En una de las sesiones les había propuesto un ejercicio. Debían ir al bar, justo a la hora en que la gente de oficinas aparecía por el hotel a tomar algo, y observar qué hacían las mujeres cuando salían del baño. Casi todas las mujeres iban al baño poco antes de dejar sus mesas, cuando sus acompañantes pedían la cuenta y se disponían a pagar. Al cabo de media hora los muchachos volvieron con sus blocks de notas, unos pocos comentaron que las mujeres salían del baño mirándose u oliéndose los dedos.

En la sesión siguiente les hizo repetir la observación comprobando que, en unos pocos minutos habían visto entre doce y quince mujeres de las cuales no menos de ocho, -diez, según algunos- habían salido oliéndose.

Por suerte conservaba los manuales de capacitación de los cursos que había seguido en el Sheraton. Varias veces lo habían mandado a Chicago, Santo Domingo y a Nápoles a distintos seminarios que eran parte de su formación. Ahora, manuales, folletos y brochures, algunos firmados por los profesores y por sus compañeros de curso se ordenaban en un estante destacado de la biblioteca del living de su casa.

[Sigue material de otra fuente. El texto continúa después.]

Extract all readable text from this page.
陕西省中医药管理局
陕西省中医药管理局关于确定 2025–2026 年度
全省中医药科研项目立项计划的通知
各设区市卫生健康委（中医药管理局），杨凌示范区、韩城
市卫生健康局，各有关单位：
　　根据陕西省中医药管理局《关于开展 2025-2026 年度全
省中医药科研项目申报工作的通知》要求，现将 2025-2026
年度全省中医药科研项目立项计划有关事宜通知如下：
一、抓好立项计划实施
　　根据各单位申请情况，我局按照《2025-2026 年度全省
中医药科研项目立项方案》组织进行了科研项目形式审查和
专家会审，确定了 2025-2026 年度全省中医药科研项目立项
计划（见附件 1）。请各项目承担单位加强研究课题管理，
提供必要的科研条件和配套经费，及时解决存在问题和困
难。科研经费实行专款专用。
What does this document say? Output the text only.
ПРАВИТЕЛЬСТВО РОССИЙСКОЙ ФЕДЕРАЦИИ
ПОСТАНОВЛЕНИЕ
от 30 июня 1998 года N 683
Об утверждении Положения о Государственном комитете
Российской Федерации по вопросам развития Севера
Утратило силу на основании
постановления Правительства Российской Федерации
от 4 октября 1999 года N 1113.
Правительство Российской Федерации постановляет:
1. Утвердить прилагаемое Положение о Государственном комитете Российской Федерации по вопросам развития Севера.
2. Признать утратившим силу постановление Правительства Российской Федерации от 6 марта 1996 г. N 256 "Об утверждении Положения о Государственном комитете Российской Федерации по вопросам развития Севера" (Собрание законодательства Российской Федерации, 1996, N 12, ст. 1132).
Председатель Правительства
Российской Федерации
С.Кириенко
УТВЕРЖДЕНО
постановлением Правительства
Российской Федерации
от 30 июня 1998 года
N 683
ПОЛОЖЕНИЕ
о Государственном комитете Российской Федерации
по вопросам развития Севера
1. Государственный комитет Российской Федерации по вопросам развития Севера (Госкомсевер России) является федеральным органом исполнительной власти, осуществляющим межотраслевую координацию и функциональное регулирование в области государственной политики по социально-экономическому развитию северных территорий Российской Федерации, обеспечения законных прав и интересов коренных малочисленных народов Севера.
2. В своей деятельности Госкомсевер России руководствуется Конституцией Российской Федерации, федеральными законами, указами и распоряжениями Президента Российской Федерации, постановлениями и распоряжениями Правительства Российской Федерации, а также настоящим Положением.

Y eran el mejor recuerdo de su paso por Sheraton.

Era un convencido de que no hay que prestar libros porque la gente los lleva excitada por un entusiasmo de momento y la mayoría de las veces olvida leerlos, de modo que el libro queda por ahí, perdido como la memoria de ese préstamo, hasta que un día, limpiando y ordenando, alguien termina por ubicarlo en el estante de la biblioteca que mejor se correspondiese con su tamaño, o sus colores y el libro pasa a formar parte del mobiliario y si por azar quien lo llevó prestado recuerda su promesa, eso que ahora es un detalle más del patrimonio familiar, desalienta toda intención de devolverlo a su dueño.

Pero él también había prestado libros por error, y aunque no llevaba la cuenta, también poseía libros procedentes de préstamos ocasionales.

Pero jamás prestaría los manuales de sus cursos, ni permitiría que cualquiera los consulte. No descartaba que alguna vez podría escribir un libro sobre marketing hotelero y aquel estante sería la mejor orientación para planificarlo.

Pressing Flesh -"prensando carne"- llamaban en Chicago a la manera de saludar de las figuras públicas americanas. El hábito venía de los políticos, que en sus campañas electorales tenían como meta estrechar la mano de la mayor cantidad posible de electores. Hubo uno que contrató a un asistente que se ocupaba exclusivamente de llevar la cuenta.

En las convenciones republicanas se consideraba que una buena performance de campaña requería cumplir la media de cuatro saludos por minuto, de modo que si el precandidato permanecía cuatro horas en el encuentro, no podía darse por satisfecho si realizaba menos de novecientos apretones de carne electoral.

Siguiendo a los Kennedy, los demócratas que solían hacer sus convenciones en el campus de alguna universidad o en centros comunitarios perfeccionaron la técnica: tomando con la palma izquierda la muñeca derecha de uno de cada tres o cada cuatro participantes que estuviese saludando, el apretón de manos ganaba calidez, y, paradojalmente, duraba menos. Hay un video de la campaña de Joe Wallace, el candidato más joven que compitió por el estado de Connecticut, que lo muestra saludando satisfactoriamente a ciento diez convencionales en el lapso de apenas veinte minutos que dura la grabación.